Manufacturers are, therefore, focused on advancing component life and reducing the impact of crushing on the environment.
Owing to South Africa’s significantly hard stone, crusher screens experience “dramatic wear”.
Pienaar notes that a hard metal screen with a longer operating life has been produced overseas using extrusion, but is expensive owing to the manufacturing process.
“There is a future for this. That’s where technology is going to have to change.”
Manufacturers are also considering reducing the length of screens to extend their operating life.
To reduce noise, in line with the Mine Health and Safety Act (MHSA), companies have employed plastic screens, but the softer the material makes for a faster wear rate and a shorter life span.
“Water was previously used in the crushing process to reduce noise, but was not effective, as it increased the water content of the material being processed, requiring quarries to incur additional costs, as a drying process is needed. Using water for this purpose is also not sustainable in South Africa, a water-scarce country.”
More operations are using mobile crushers, which are supplied by foreign manufacturers, to process smaller-sized stone, owing to their inherent flexibility. However, many fail to comply with local dust-suppression regulations under the MHSA, says Pienaar.
“You need to connect water to the crusher or have a reservoir to reduce dust fallout during crushing.”

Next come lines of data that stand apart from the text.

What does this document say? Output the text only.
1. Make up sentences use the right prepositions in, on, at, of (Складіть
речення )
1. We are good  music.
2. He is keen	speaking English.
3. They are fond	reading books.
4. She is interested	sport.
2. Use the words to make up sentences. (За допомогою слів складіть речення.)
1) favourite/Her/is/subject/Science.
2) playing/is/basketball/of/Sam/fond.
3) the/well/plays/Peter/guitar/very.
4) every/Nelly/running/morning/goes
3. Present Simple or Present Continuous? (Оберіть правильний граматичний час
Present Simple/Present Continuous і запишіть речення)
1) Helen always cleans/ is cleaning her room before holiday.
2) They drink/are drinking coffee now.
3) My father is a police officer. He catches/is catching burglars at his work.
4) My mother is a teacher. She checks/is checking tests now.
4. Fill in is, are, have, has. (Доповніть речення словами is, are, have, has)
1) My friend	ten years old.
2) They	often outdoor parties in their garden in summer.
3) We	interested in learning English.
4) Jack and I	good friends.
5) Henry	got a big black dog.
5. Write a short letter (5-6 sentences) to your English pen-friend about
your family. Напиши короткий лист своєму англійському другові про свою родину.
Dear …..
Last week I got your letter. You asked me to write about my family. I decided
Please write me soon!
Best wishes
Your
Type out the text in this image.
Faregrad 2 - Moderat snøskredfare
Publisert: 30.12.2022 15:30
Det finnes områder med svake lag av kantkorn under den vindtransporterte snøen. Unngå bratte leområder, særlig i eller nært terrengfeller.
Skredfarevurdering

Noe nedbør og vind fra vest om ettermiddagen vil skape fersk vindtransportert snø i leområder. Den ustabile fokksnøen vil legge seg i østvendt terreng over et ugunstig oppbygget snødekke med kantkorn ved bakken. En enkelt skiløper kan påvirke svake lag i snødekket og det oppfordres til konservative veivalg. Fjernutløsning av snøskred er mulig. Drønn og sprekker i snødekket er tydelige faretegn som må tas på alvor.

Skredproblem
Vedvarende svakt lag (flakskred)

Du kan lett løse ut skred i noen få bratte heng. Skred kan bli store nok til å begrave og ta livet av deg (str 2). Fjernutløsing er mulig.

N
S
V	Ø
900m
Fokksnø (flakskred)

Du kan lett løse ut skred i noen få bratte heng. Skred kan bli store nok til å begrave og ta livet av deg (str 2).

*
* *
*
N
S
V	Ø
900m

The demand for crushing depends on infrastructure development, which, in turn, relies on the economy, and, as South Africa continues to struggle economically, infrastructure is not being built, says Pienaar.
Although State-owned company South African National Roads Agency has talked about putting contracts out to tender for upgrades in KwaZulu-Natal, this is yet to happen.
“The most mined minerals in the world are aggregate and sand. But, when quarries battle financially, as they are now, fewer crushers will be bought,” notes Pienaar.
While crushing plants predominantly tend to be run for many years and are repaired as needed, there are companies that do invest in new equipment, he adds.
In addition, aggregate does not have significant value, such as platinum or gold, as the material is easily obtainable. Subsequently, industry members compete with illegal miners who sell their material for less and do not comply with legislation.
Consequently, quarries are reluctant to invest in new equipment, as the cost will need to be incorporated into the cost of the material they produce to sustain their profit margins.
To help its members ensure the quality and consistency of their product, Aspasa is launching quality test and laboratory standards for members’ on-site or centralised laboratories.